Беспрепятственно добравшись до северной окраины городка, Тополь быстро зашагал в сторону моря, изредка переходя на бег. Узкое, но добротное шоссе было пусто. Это и хорошо и плохо в свете предстоящей ему задачи. На ходу он избавился от широкополой шляпы и плаща, а трость превратилась в черный зонт. Под плащом оказался мундир капитана люфтваффе. До комплекта не хватало только форменной фуражки. Наклонившись над придорожной лужицей, Тополь оторвал наклеенные седые усы и смыл грим. Только после этой подготовки он приискал достаточно укромное место — навес для сушки снопов, и принялся ждать.
Как только на горизонте появилась грузовая машина, идущая на юг, Тополь послал в ее сторону мощный энергетический сигнал, который ввел водителя в состояние глубокого транса. Но главная цель состояла в том, чтобы дать группе преследователей ложный след, убедить, что беглец движется в сторону моря.
Водитель послушно затормозил, увидев на обочине офицера под зонтиком. Из кабины выскочил немолодой фельдфебель, вытянулся перед Тополем.

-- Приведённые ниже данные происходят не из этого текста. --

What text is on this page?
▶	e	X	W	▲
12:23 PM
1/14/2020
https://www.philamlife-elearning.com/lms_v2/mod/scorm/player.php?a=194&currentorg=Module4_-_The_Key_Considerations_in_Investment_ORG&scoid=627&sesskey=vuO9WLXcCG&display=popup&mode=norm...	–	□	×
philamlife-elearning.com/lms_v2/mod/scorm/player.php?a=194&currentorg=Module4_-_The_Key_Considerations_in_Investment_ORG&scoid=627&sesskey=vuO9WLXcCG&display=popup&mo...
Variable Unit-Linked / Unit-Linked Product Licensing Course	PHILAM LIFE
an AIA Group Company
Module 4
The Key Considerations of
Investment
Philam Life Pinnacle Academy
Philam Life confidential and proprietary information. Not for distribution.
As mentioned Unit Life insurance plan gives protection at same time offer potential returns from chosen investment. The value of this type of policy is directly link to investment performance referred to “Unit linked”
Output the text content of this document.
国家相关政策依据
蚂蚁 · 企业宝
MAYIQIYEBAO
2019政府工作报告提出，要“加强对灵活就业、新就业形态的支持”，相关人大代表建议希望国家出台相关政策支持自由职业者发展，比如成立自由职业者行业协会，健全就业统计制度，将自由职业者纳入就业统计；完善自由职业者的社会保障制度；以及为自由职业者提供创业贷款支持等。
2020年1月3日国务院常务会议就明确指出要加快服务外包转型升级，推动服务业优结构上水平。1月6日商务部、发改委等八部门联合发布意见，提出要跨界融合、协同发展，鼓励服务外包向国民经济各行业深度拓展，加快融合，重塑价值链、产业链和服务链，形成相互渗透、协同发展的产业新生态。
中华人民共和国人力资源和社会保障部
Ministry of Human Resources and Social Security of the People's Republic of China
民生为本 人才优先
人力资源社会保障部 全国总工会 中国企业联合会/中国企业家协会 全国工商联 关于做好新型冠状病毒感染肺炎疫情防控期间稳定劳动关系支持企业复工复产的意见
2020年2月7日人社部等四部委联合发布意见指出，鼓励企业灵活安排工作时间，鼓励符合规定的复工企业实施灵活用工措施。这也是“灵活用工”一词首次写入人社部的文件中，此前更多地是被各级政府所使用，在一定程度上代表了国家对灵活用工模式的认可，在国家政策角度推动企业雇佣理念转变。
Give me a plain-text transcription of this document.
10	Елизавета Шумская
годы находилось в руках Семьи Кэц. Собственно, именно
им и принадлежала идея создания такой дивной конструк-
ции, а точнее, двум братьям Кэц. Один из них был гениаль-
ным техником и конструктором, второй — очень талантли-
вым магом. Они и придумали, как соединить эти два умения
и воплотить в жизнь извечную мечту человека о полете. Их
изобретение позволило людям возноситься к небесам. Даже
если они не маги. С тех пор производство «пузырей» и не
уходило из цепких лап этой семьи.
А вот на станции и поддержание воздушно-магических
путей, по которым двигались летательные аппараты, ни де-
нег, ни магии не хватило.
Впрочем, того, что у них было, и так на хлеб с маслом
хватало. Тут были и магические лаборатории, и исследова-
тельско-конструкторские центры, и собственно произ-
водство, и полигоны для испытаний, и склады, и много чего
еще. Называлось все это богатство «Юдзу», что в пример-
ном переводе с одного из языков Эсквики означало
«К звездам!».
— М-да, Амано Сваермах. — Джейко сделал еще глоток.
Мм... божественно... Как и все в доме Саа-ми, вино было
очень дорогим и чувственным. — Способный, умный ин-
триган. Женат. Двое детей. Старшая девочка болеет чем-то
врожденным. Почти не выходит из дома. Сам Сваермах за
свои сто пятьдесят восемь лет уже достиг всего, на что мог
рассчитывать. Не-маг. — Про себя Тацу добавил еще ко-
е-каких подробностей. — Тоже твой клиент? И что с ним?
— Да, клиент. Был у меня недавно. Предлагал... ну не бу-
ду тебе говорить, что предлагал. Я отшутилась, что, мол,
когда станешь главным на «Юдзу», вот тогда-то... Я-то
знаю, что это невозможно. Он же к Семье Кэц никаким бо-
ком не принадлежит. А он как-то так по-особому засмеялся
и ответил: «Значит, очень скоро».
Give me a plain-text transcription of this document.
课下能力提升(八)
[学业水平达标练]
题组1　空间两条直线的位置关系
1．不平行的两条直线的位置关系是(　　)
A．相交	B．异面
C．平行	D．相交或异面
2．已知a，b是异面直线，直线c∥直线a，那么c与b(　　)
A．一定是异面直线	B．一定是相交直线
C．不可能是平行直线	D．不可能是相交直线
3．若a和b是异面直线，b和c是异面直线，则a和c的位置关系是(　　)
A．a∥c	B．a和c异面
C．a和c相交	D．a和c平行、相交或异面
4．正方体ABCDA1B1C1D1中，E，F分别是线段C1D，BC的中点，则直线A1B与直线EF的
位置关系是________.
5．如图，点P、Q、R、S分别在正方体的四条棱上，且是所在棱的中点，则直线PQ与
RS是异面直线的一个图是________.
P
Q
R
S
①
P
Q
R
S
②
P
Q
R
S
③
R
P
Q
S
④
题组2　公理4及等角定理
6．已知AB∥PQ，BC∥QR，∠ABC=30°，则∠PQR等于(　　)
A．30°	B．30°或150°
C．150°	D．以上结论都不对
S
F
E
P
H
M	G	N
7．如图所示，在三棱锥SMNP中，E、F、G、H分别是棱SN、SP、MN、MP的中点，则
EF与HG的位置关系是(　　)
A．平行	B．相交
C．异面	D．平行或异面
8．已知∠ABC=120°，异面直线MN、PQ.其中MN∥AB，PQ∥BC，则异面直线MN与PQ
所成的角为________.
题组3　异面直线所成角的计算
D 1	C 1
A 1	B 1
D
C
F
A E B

— В город? — строго спросил тот.
— Так точно, господин капитан!
— Что везете?
— Взвод новобранцев, господин капитан.
— Вольно. Я подъеду с вами.
— Так точно! Прошу в кабину, — фельдфебель услужливо распахнул дверцу.
— Не стоит. Лучше посмотрю на пополнение.
Тополь перемахнул через задний борт, под брезентовый тент и постучал кулаком по кабине: поехали, мол.
Грузовик разминулся с автомобилями Раунбаха на какую-то жалкую минуту. На центральной площади Тополь вновь постучал по кабине, спрыгнул с остановившейся машины и растворился в узеньких улочках городка, оставленного им в крайней спешке полчаса назад. В ближайшие дни искать здесь его наверняка не станут.
Утреннее солнце послало свои первые лучи в окно комнаты. Павел открыл глаза и снова закрыл их. Ему не было надобности взглянуть на часы — любой посвященный может назвать точное время в любое время суток.
Сейчас надо спокойно подумать. Кто тот человек, который не только выстоял перед его ударом, но, по сути, буквально спас его. Конечно, никто из гитлеровской своры, окопавшейся в Кенигсберге, не годится ему в подметки, но свора на то и свора, что действует по волчьим законам. Не уменьем, так числом.
Да, эта группа стала опасна. Не иначе, ее курирует сам Густав Кроткий. Из глубин памяти выплыла равнодушно-самодовольная физиономия. Тогда, в двадцатом, он еще не был Кротким. Эта фамилия или кличка добавилась позже. И он еще не был Тополем. Просто студент Варшавского университета Павел Недрагов — то ли чех (мать его была коренная пражанка) — то ли русский, коим он привык считать себя по месту рождения.
Павел появился на свет морозным январским утром 1898 году в родовом имении под Орлом. Впрочем, имением обветшавшую усадьбу называли лишь по традиции. Дохода она не давала, да и отец Павла — кадровый офицер — не обладал даром хозяйственника.
Вскоре семья окончательно переселилась в Орел, выкупив небольшой домик на Первой Дворянской. Именно здесь состоялся первый мистический опыт Павла Недрагова.